By mixing soapy water, oil and the theory of information, a physicist has found a possible clue to the origin of the genetic code, as well as to the structure of other biochemical languages.
Life’s workhorse molecules are made from only 20 different types of amino acids, encoded in the chemical makeup of DNA. In principle, DNA could code for about three times that many, 64 possible combinations. Comparing the genetic code with the physics of soapy water suggests an explanation for why nature chose 20 as an optimal number, Tsvi Tlusty of the Weizmann Institute of Science in Rehovot, Israel, reports in an upcoming Proceedings of the National Academy of Sciences.
Genes are segments of DNA that encode instructions for constructing the molecules, primarily proteins, needed to build and operate cells. Each gene is a long sequence of “letters” — A, C, T and G — symbols for the chemical bases adenine, cytosine, thymine, and guanine. Each three-letter combination specifies an amino acid. But the code is redundant, meaning that sometimes different triplets represent the same amino acid — for example, CAA and CAG both represent glutamine.

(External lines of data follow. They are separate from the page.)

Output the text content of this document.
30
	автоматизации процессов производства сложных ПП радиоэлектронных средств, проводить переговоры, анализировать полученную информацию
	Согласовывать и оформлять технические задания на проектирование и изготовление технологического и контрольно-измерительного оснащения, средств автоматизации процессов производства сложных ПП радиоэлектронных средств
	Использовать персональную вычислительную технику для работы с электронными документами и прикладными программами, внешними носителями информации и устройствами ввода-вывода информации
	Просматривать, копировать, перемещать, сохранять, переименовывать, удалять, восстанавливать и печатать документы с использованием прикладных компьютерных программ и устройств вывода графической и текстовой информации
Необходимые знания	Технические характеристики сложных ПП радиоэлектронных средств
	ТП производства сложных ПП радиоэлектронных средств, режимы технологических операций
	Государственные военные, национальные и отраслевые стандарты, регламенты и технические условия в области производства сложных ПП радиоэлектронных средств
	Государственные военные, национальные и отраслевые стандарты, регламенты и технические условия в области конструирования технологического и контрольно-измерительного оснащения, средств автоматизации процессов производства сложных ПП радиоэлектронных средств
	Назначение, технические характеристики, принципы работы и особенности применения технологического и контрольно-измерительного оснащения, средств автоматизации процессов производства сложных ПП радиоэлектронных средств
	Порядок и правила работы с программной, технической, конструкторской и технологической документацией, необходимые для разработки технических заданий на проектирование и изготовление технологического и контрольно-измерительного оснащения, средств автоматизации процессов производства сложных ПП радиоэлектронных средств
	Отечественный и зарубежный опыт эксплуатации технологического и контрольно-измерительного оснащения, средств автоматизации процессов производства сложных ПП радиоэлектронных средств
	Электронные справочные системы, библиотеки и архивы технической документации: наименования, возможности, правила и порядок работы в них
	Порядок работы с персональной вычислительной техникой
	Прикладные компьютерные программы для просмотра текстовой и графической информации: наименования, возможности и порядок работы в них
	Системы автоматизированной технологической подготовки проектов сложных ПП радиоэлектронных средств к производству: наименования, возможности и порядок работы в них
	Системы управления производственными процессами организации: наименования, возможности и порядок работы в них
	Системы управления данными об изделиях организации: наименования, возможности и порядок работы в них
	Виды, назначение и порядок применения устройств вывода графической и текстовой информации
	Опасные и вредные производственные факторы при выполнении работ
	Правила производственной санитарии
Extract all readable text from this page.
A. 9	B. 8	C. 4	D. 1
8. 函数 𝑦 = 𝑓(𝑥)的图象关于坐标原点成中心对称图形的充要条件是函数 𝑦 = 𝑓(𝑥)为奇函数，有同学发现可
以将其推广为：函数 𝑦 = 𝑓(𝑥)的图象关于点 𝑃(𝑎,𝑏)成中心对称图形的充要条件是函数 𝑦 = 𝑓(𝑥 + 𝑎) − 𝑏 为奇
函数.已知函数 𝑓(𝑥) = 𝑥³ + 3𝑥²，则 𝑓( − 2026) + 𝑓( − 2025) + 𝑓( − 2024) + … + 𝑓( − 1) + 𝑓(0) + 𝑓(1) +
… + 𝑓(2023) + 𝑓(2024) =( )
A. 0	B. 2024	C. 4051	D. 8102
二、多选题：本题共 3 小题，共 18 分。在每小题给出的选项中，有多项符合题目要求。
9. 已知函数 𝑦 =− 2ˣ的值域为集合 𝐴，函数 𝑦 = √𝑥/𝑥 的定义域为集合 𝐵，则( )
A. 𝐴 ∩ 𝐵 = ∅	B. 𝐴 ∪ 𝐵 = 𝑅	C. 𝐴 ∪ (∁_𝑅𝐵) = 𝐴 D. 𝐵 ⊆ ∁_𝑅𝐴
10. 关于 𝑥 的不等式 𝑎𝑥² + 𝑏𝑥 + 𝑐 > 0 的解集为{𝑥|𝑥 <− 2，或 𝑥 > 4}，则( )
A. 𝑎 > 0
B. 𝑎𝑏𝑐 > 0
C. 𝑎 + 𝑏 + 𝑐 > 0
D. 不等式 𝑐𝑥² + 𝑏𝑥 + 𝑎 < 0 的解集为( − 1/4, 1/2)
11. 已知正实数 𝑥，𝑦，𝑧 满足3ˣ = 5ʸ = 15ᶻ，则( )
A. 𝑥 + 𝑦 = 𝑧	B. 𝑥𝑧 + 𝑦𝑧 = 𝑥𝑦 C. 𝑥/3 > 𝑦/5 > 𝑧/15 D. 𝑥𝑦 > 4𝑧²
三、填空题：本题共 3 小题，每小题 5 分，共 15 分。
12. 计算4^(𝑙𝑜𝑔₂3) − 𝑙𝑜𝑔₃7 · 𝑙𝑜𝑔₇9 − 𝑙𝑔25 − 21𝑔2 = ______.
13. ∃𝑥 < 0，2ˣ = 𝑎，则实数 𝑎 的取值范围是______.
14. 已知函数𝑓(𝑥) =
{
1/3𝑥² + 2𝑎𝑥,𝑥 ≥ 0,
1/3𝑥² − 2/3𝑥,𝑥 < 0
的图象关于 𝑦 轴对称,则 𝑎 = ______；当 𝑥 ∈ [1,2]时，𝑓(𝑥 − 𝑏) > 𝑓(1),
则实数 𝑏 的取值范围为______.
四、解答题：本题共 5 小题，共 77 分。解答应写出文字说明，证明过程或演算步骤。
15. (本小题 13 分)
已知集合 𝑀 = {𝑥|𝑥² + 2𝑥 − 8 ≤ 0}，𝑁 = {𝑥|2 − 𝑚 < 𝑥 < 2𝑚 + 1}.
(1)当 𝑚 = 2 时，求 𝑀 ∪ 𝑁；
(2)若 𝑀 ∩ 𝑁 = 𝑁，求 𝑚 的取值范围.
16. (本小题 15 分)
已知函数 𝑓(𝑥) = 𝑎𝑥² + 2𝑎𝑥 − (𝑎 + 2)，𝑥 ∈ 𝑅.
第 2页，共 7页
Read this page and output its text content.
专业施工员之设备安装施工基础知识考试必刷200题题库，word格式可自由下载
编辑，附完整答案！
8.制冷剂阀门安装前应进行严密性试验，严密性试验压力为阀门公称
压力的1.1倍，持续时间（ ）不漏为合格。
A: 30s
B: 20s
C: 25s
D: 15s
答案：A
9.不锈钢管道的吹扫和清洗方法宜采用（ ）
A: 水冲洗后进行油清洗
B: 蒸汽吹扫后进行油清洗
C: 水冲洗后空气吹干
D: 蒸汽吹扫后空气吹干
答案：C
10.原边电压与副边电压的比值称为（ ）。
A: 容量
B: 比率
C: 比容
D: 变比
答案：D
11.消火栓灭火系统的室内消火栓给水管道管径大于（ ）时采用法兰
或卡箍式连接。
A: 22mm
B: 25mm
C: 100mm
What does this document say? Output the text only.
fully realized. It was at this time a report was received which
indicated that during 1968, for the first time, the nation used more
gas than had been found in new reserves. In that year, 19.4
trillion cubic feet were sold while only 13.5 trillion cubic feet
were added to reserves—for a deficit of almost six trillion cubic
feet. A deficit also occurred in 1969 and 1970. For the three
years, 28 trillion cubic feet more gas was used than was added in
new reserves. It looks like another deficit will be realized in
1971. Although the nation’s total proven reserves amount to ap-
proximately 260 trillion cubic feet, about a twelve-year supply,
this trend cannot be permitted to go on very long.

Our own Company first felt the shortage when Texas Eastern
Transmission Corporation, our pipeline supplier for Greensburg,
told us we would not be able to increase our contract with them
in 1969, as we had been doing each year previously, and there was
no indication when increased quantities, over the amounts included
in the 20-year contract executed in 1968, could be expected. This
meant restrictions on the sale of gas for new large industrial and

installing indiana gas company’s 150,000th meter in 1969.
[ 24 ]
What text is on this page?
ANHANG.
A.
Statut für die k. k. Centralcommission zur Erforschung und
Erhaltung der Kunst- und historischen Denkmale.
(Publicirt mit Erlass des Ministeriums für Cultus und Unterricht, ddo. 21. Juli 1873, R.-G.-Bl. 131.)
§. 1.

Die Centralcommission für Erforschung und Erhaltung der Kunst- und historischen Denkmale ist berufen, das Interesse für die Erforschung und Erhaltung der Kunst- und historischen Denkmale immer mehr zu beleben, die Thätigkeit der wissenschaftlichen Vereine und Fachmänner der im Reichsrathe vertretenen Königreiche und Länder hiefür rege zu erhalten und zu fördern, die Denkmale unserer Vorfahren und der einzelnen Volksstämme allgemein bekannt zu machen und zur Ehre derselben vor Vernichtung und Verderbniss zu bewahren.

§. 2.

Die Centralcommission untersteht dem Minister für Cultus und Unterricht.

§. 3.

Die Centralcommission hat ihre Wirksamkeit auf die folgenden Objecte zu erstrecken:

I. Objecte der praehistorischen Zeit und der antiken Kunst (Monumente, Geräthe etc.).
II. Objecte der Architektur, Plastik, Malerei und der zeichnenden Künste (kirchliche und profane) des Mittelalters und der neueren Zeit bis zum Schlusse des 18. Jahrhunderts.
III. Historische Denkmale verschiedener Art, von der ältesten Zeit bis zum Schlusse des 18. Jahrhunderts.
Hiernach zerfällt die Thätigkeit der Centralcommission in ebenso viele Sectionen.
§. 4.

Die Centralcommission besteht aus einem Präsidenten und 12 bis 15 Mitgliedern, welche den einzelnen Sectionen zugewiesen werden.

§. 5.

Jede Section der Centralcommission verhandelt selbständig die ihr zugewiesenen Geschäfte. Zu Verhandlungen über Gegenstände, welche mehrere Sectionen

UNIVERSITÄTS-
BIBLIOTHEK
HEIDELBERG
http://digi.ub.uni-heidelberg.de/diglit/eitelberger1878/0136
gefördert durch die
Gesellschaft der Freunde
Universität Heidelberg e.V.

The genetic code presumably evolved from the diverse and chaotic chemistry of the Earth’s primordial broth. Before settling on the 20 standard amino acids, the developing code faced opposing pressures. Organisms with a more complex molecular language — using more than 20 types of amino acids — could have deployed a wider range of chemical combinations to adapt to environmental changes. But organisms with simpler chemistry required less molecular machinery and energy, Tlusty explains. And using fewer amino acids reduces the rate of random errors in copying genetic information: If several triplets have the same meaning, there’s a good chance that changing one letter will have no consequences.